Tuesday

yet another Psalm

I love that God is so much bigger than me.

Psalm 24:7-10

Lift up your heads, O gates,

And be lifted up, O ancient doors,

That the King of glory may come in!

Who is the King of glory?

The LORD strong and mighty,

the LORD mighty in battle.

Lift up your heads, O gates,

And lift them up, O ancient doors,

That the King of glory may come in!

Who is this King of glory?

The LORD of hosts,

He is the King of glory.

I need a big God. Not some little god of carven image, formed by the hands of men. Not some god-of-my-imagination who fits into my little box and makes me feel good about myself. Not some god I can manipulate and trick into blessing me. I need the King of glory because life is too hard for me to make up my own solutions. I need to be able to turn to God and say, “Help me, Lord!” and Him to answer me. I don’t need a god-of-my-therapy who makes me the focus and talks about my problems. I need the King of Glory to burst in and redeem me. I need God who commands the angel armies. I need God who spoke and made creation. I need God who is my shepherd, my comforter, my redeemer. I need God who can rescue me from my sin and temptation and set me free to walk where the road is flat and narrow and true. I need God who can transform me from within. I need God who is bigger than the boogie man, who crashes through the wall to rescue me. I need that – we all do.
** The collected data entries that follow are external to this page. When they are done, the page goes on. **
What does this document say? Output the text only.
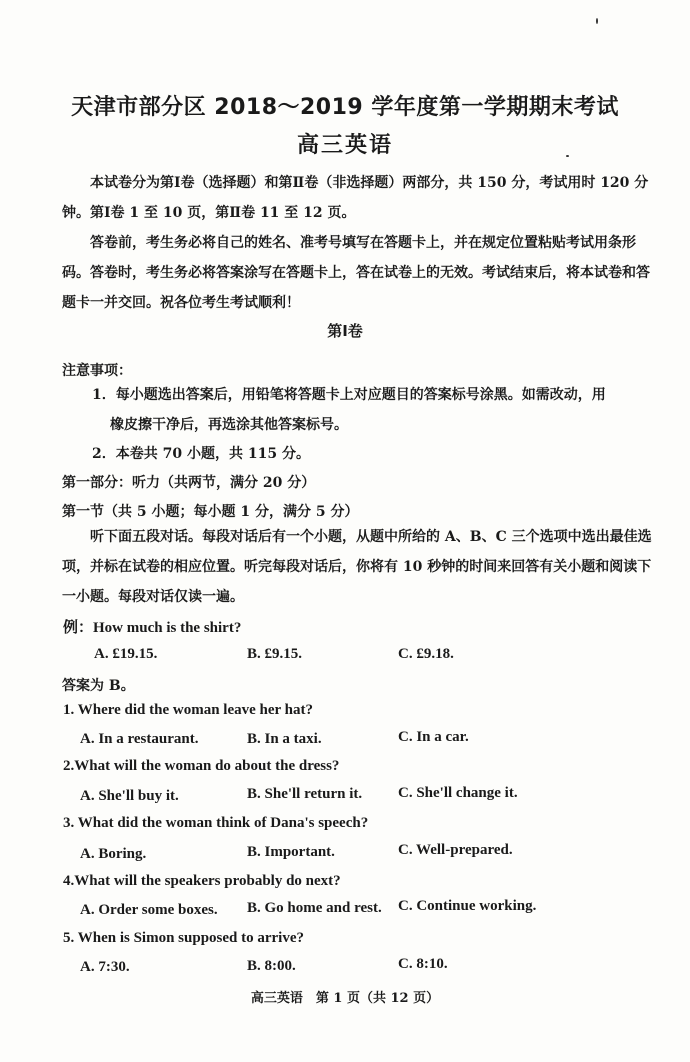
天津市部分区 2018～2019 学年度第一学期期末考试
高三英语
本试卷分为第Ⅰ卷（选择题）和第Ⅱ卷（非选择题）两部分，共 150 分，考试用时 120 分钟。第Ⅰ卷 1 至 10 页，第Ⅱ卷 11 至 12 页。
答卷前，考生务必将自己的姓名、准考号填写在答题卡上，并在规定位置粘贴考试用条形码。答卷时，考生务必将答案涂写在答题卡上，答在试卷上的无效。考试结束后，将本试卷和答题卡一并交回。祝各位考生考试顺利！
第Ⅰ卷
注意事项：
1．每小题选出答案后，用铅笔将答题卡上对应题目的答案标号涂黑。如需改动，用
橡皮擦干净后，再选涂其他答案标号。
2．本卷共 70 小题，共 115 分。
第一部分：听力（共两节，满分 20 分）
第一节（共 5 小题；每小题 1 分，满分 5 分）
听下面五段对话。每段对话后有一个小题，从题中所给的 A、B、C 三个选项中选出最佳选项，并标在试卷的相应位置。听完每段对话后，你将有 10 秒钟的时间来回答有关小题和阅读下一小题。每段对话仅读一遍。
例：How much is the shirt?
A. £19.15.	B. £9.15.	C. £9.18.
答案为 B。
1. Where did the woman leave her hat?
A. In a restaurant.	B. In a taxi.	C. In a car.
2.What will the woman do about the dress?
A. She'll buy it.	B. She'll return it. C. She'll change it.
3. What did the woman think of Dana's speech?
A. Boring.	B. Important.	C. Well-prepared.
4.What will the speakers probably do next?
A. Order some boxes. B. Go home and rest. C. Continue working.
5. When is Simon supposed to arrive?
A. 7:30.	B. 8:00.	C. 8:10.
高三英语　第 1 页（共 12 页）
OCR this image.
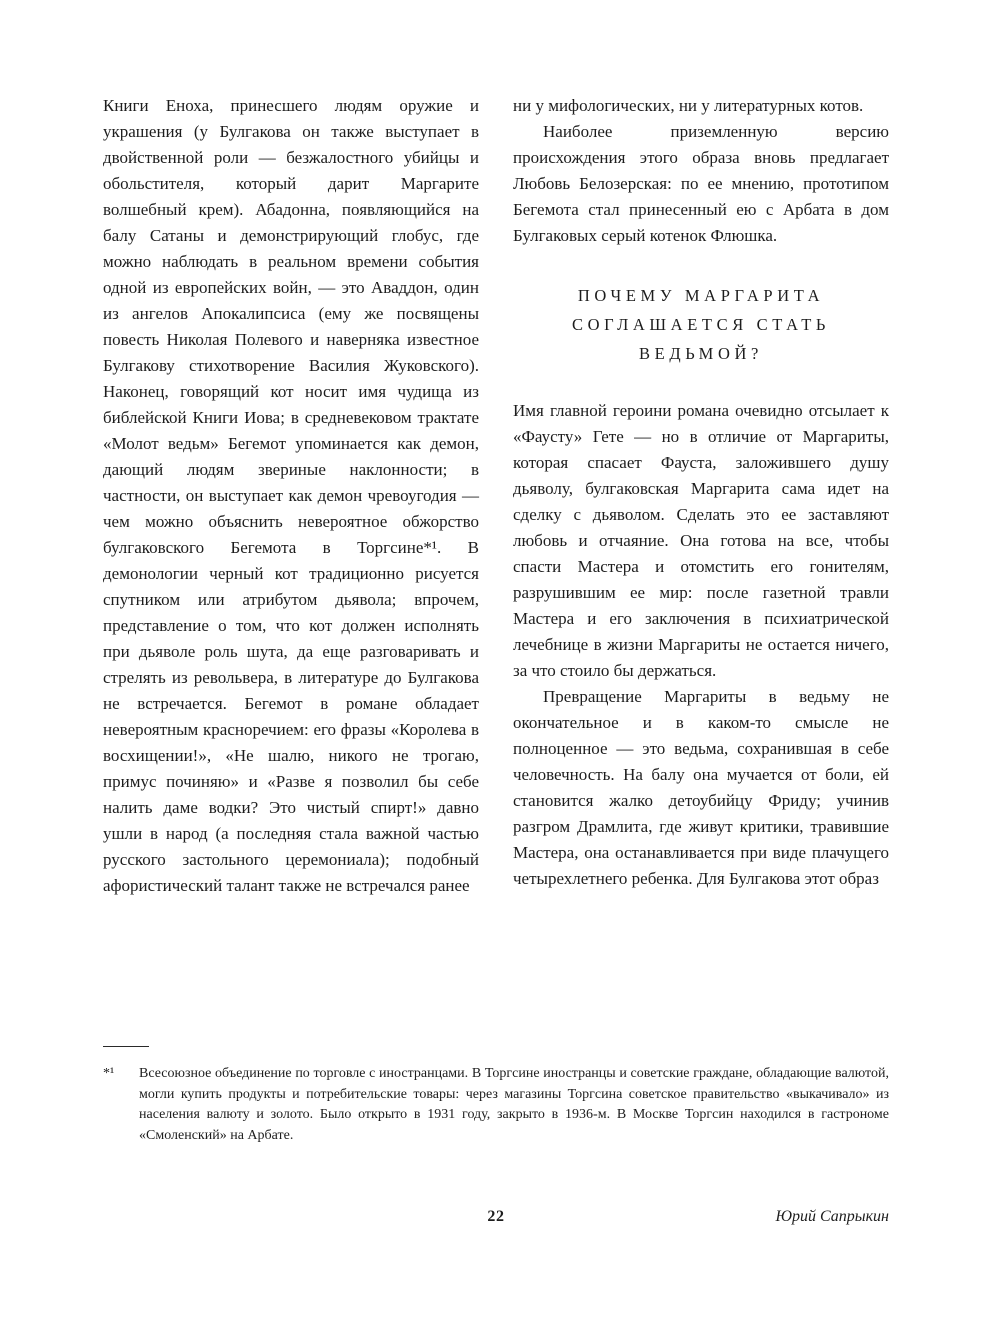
Книги Еноха, принесшего людям оружие и украшения (у Булгакова он также выступает в двойственной роли — безжалостного убийцы и обольстителя, который дарит Маргарите волшебный крем). Абадонна, появляющийся на балу Сатаны и демонстрирующий глобус, где можно наблюдать в реальном времени события одной из европейских войн, — это Аваддон, один из ангелов Апокалипсиса (ему же посвящены повесть Николая Полевого и наверняка известное Булгакову стихотворение Василия Жуковского). Наконец, говорящий кот носит имя чудища из библейской Книги Иова; в средневековом трактате «Молот ведьм» Бегемот упоминается как демон, дающий людям звериные наклонности; в частности, он выступает как демон чревоугодия — чем можно объяснить невероятное обжорство булгаковского Бегемота в Торгсине*¹. В демонологии черный кот традиционно рисуется спутником или атрибутом дьявола; впрочем, представление о том, что кот должен исполнять при дьяволе роль шута, да еще разговаривать и стрелять из револьвера, в литературе до Булгакова не встречается. Бегемот в романе обладает невероятным красноречием: его фразы «Королева в восхищении!», «Не шалю, никого не трогаю, примус починяю» и «Разве я позволил бы себе налить даме водки? Это чистый спирт!» давно ушли в народ (а последняя стала важной частью русского застольного церемониала); подобный афористический талант также не встречался ранее

ни у мифологических, ни у литературных котов.

Наиболее приземленную версию происхождения этого образа вновь предлагает Любовь Белозерская: по ее мнению, прототипом Бегемота стал принесенный ею с Арбата в дом Булгаковых серый котенок Флюшка.

ПОЧЕМУ МАРГАРИТА
СОГЛАШАЕТСЯ СТАТЬ
ВЕДЬМОЙ?

Имя главной героини романа очевидно отсылает к «Фаусту» Гете — но в отличие от Маргариты, которая спасает Фауста, заложившего душу дьяволу, булгаковская Маргарита сама идет на сделку с дьяволом. Сделать это ее заставляют любовь и отчаяние. Она готова на все, чтобы спасти Мастера и отомстить его гонителям, разрушившим ее мир: после газетной травли Мастера и его заключения в психиатрической лечебнице в жизни Маргариты не остается ничего, за что стоило бы держаться.

Превращение Маргариты в ведьму не окончательное и в каком-то смысле не полноценное — это ведьма, сохранившая в себе человечность. На балу она мучается от боли, ей становится жалко детоубийцу Фриду; учинив разгром Драмлита, где живут критики, травившие Мастера, она останавливается при виде плачущего четырехлетнего ребенка. Для Булгакова этот образ

*¹	Всесоюзное объединение по торговле с иностранцами. В Торгсине иностранцы и советские граждане, обладающие валютой, могли купить продукты и потребительские товары: через магазины Торгсина советское правительство «выкачивало» из населения валюту и золото. Было открыто в 1931 году, закрыто в 1936-м. В Москве Торгсин находился в гастрономе «Смоленский» на Арбате.
22	Юрий Сапрыкин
The problem is when I try to do it myself. When I ask the question, “who is the King of glory?” and look into the mirror I write my own tragedy, maybe a farce, surely a failure. When I gaze squint-eyed at the problems before me I think that I’m blinded by their intensity and miss the reality that it is the King of glory standing in front of me, leading me, and it is not the issues of life that bear down in blazing fire but the glory of God resting between me and whatever it is I think is bigger than Him. He is my pillar of fire between me and the chariots of Egypt. He is the all consuming fire that devours rock and soil and sacrifice. He is the quiet whisper on a gentle breeze reminding me to trust Him and to never be afraid. He is my King of glory – but not because I need Him to be. He is the King of glory simply because He is the King of glory. And I need Him to be who He is...which is good. Because my needs must conform to His identity. Which is also good...because He conforms my identity to His, and not the other way around.

Who is this King of glory? His name is Jesus. And I'm so happy to need Him.